1.地球もいいけど、たまには故郷ふるさとへ帰りたいな。

  M78星雲なんて遠すぎだよ!今度の夏休みに帰ろうかな

2.この前見た女の子可愛かったな~。

  生徒会役員の葵さんて聞いたけどお嫁さんにして星に連れて帰ろうかな

3.地球に来て半年。ココは意外と平和な星だね。僕の出番は無いみたいだ。

  食事も美味しいししばらくはこの星に居ることにしようかな


「・・・」

 神人、バケツ、葵は衝撃を受け言葉がでない。そして神人が一番に結論を言う。

「おい!グレイ君ウルトラさんじゃないのか!」

「は、速く光線出してください!」

 バケツはグレイ君に期待している。

「わたし絶対いやよ!お嫁さんとか冗談じゃないわ!」

 みんな支離滅裂しりめつれつな言動をしている。俺たちは見ないとよかったと後悔した。
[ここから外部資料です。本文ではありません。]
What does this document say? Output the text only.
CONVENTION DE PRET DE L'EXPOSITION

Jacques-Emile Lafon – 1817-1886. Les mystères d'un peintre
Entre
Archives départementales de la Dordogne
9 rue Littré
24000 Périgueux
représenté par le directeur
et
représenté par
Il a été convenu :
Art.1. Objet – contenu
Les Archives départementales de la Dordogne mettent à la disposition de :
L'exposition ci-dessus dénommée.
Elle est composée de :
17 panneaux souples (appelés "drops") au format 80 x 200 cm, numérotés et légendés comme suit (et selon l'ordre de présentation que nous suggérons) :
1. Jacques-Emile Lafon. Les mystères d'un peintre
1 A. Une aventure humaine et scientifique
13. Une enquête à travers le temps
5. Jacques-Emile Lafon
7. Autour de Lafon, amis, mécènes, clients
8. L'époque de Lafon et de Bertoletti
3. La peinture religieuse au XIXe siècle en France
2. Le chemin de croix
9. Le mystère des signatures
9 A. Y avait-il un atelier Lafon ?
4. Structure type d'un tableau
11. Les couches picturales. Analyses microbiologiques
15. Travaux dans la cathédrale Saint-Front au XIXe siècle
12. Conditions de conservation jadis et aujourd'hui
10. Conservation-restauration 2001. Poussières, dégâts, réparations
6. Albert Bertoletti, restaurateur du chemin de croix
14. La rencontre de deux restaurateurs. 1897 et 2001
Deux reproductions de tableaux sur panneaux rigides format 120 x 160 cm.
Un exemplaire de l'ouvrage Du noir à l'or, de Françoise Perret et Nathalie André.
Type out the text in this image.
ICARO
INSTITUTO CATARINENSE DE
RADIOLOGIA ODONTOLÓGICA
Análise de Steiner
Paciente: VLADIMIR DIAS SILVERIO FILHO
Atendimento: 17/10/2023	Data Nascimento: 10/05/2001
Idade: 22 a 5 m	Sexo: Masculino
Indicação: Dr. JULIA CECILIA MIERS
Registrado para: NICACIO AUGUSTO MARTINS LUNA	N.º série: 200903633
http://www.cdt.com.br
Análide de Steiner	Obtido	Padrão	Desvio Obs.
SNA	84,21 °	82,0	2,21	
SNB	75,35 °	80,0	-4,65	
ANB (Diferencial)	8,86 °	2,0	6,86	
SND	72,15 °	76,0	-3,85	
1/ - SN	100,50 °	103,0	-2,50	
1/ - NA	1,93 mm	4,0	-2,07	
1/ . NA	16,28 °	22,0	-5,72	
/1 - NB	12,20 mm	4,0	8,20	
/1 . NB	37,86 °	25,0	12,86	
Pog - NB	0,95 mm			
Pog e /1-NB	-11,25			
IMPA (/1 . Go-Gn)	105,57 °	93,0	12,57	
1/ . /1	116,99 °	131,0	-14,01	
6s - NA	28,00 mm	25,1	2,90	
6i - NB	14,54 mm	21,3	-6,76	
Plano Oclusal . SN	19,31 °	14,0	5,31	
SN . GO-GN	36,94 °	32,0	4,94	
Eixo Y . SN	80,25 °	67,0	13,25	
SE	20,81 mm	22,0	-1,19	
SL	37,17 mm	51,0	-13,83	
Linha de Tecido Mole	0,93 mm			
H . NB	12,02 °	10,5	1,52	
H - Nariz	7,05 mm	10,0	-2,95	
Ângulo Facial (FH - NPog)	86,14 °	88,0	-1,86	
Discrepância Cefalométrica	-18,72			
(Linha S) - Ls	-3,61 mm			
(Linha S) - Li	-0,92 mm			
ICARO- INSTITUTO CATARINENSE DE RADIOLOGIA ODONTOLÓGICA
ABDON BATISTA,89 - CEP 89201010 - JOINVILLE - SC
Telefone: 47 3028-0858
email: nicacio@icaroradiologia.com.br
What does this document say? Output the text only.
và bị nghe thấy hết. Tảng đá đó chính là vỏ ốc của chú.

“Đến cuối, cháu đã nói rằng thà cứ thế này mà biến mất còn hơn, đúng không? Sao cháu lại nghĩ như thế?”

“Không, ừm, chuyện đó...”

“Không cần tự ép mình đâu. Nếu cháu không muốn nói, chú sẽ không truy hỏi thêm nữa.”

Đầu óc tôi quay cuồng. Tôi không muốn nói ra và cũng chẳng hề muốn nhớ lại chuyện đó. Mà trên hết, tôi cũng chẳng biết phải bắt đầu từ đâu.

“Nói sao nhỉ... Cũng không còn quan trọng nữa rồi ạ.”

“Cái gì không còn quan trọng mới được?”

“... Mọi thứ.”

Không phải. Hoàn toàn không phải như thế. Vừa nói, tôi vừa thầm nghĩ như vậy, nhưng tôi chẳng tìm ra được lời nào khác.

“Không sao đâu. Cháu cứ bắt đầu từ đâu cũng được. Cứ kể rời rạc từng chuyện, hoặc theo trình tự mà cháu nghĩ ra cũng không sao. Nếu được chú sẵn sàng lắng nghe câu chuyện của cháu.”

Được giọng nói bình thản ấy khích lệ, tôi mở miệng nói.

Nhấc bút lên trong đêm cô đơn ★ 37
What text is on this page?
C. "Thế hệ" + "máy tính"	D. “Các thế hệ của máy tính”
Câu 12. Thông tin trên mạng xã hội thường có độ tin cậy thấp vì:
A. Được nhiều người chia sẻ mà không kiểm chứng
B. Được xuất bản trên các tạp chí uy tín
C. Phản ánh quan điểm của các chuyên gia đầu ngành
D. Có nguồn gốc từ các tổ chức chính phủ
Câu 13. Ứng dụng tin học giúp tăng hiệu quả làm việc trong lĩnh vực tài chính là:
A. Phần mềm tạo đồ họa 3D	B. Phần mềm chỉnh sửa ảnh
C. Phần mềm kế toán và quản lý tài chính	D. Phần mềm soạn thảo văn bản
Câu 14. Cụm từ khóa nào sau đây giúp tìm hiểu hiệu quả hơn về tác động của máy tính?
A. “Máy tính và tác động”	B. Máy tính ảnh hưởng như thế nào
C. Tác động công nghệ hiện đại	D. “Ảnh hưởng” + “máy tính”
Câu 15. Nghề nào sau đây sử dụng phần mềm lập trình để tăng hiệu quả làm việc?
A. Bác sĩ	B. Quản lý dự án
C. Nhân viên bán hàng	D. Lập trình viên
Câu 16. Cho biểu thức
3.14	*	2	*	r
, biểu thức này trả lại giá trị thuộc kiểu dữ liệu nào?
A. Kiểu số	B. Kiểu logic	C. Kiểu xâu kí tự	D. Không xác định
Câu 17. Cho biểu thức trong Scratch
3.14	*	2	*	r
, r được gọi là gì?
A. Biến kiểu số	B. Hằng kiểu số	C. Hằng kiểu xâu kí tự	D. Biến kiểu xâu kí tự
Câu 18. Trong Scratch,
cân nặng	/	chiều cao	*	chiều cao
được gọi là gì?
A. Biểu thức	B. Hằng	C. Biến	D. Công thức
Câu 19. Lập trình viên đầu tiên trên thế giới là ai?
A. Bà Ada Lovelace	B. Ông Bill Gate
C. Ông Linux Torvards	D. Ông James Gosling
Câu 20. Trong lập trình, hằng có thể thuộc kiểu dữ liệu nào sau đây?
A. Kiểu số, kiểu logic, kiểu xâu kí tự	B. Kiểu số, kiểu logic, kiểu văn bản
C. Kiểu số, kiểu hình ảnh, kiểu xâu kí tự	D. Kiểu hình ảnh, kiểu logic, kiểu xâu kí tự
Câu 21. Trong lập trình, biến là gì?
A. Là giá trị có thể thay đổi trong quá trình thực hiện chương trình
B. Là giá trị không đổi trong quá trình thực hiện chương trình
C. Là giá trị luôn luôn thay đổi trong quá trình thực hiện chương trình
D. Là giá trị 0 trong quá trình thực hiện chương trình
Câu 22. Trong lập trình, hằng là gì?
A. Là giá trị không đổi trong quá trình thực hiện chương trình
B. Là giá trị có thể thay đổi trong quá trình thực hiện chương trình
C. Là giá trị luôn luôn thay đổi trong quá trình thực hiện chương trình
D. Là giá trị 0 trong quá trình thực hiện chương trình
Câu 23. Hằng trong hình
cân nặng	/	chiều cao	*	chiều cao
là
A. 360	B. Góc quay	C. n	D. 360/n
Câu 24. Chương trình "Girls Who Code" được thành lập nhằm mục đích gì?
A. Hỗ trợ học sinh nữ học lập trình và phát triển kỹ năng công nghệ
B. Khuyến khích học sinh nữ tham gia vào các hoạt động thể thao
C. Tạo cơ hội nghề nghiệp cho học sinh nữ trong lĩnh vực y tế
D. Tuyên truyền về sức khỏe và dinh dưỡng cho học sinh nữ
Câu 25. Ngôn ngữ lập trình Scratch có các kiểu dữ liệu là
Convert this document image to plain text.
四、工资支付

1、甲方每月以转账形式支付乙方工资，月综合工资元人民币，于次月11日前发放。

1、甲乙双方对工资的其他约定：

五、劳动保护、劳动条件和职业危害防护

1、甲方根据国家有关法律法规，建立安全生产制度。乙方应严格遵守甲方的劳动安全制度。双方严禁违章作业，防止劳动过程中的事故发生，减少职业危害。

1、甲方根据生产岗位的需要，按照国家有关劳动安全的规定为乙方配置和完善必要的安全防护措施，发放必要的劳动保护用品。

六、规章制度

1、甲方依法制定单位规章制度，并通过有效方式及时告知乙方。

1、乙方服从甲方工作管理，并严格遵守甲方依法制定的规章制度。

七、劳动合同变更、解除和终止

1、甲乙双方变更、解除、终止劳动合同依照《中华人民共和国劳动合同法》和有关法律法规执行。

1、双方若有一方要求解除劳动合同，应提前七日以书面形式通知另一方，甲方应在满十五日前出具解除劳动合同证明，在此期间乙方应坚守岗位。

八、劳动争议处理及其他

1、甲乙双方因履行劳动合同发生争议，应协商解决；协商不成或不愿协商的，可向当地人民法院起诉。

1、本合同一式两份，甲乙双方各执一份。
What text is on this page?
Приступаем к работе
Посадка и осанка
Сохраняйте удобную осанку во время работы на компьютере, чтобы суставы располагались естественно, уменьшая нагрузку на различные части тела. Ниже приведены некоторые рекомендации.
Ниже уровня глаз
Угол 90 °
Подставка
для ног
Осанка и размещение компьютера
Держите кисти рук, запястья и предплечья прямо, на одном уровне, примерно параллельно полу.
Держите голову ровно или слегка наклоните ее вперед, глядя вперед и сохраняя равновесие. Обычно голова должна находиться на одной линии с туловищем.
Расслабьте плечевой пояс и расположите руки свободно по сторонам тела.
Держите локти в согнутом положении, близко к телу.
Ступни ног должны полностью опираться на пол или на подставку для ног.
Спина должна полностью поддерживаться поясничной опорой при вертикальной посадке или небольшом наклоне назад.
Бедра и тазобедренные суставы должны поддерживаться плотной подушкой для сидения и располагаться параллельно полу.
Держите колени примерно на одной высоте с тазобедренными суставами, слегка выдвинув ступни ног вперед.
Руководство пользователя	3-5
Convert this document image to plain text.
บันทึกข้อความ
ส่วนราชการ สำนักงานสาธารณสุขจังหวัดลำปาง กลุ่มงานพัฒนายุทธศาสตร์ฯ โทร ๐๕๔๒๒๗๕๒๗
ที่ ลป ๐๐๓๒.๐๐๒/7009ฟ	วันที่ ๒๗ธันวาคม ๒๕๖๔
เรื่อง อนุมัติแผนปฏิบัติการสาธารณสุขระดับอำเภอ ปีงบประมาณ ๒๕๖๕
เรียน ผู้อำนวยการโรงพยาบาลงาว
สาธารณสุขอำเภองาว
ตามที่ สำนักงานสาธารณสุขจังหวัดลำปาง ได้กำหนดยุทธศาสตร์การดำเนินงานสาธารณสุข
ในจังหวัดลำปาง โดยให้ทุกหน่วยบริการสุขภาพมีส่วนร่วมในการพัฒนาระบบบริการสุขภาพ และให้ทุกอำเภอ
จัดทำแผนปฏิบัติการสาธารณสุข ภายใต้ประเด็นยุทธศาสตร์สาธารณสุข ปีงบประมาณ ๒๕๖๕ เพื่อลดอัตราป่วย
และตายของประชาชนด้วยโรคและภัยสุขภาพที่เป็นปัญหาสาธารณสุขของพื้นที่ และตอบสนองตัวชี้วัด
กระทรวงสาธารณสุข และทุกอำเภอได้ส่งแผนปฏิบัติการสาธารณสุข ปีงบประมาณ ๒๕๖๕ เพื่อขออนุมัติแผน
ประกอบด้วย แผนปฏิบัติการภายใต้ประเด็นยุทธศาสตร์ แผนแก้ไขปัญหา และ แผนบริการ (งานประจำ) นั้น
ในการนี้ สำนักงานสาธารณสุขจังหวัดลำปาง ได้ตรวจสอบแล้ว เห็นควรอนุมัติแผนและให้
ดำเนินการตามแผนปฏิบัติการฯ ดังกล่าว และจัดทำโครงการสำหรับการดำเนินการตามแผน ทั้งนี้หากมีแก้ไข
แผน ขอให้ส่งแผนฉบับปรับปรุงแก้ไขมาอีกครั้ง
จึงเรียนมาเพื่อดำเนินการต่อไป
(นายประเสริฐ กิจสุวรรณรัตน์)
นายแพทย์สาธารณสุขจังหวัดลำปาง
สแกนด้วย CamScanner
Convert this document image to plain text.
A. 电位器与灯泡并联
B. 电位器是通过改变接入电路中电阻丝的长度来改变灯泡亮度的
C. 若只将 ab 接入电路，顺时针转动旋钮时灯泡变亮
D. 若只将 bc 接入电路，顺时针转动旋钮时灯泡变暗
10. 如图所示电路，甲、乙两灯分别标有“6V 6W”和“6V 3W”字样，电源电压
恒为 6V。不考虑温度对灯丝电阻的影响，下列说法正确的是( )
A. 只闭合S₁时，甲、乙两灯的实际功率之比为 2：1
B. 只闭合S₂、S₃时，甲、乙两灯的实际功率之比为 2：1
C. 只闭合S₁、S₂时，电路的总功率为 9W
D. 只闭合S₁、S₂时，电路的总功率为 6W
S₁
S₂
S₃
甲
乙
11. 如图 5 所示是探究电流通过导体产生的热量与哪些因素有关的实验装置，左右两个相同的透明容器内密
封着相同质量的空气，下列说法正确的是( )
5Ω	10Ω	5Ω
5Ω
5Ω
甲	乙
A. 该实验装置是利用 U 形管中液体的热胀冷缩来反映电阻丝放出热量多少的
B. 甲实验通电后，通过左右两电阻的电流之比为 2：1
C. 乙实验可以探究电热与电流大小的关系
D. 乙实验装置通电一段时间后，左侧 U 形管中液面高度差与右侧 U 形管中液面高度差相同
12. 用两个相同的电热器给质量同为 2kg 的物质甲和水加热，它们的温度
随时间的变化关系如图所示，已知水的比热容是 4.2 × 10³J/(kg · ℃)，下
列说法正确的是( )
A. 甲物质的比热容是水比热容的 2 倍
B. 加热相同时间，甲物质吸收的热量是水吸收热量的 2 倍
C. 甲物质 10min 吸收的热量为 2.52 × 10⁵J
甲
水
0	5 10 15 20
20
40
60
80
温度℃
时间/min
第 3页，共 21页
 そして、バレて拉致らちされたら地球へ帰れないと思い、生徒会室へ急いで帰った。


「葵あれは危険だぞ!お前ターゲットされてるから気をつけろよ」

 葵を心配する神人。

「だれよチョイスしようなんて言ったの!私ウルトラの母は嫌よ!」

 人のせいにしている葵。

「あの頭はカツラで飛ぶんかな?見てみたいな~」

 夢を見続けるバケツ。


 様子がおかしい3人を見たミカンが話しかけてくる。

「みなさんグレイ君見てきたんですか?あの人、噂になってますよ」

「ミカンちゃん噂にもなるよ!あれはウルトラさんだ!」

 神人は確信を持ってミカンに応える。だがミカンの重大発言。

「違いますよ。有名な中2病らしいです。ヒーロー物が好きみたいで、いつも妄想もうそうばかりしてるそうですよ」

 全員「・・・」



「誰だよウルトラさんだ何て言ってるの!宇宙人なんて居るはずないぞ!」

 真実を知り恥ずかしい神人は人のせいにする。

「く~残念!俺は本物、見たかったけどな~」

 夢見る少年バケツは本物でも構わない。

「ウルトラの父に挨拶考えてたけど残念だわ・・・」

 苦しまぎれな葵。


 中2病恐るべし!妄想が見えてたとは誤算だった。ダイバージェンス(分岐)を見るまでもなかったな。ウルトラさんなんて言った自分が恥ずかしい!と安易に信用した神人は後悔した。


「そう言えば何か忘れてる気がするな?」

 俺がそれに気づいたのは数日してからだった。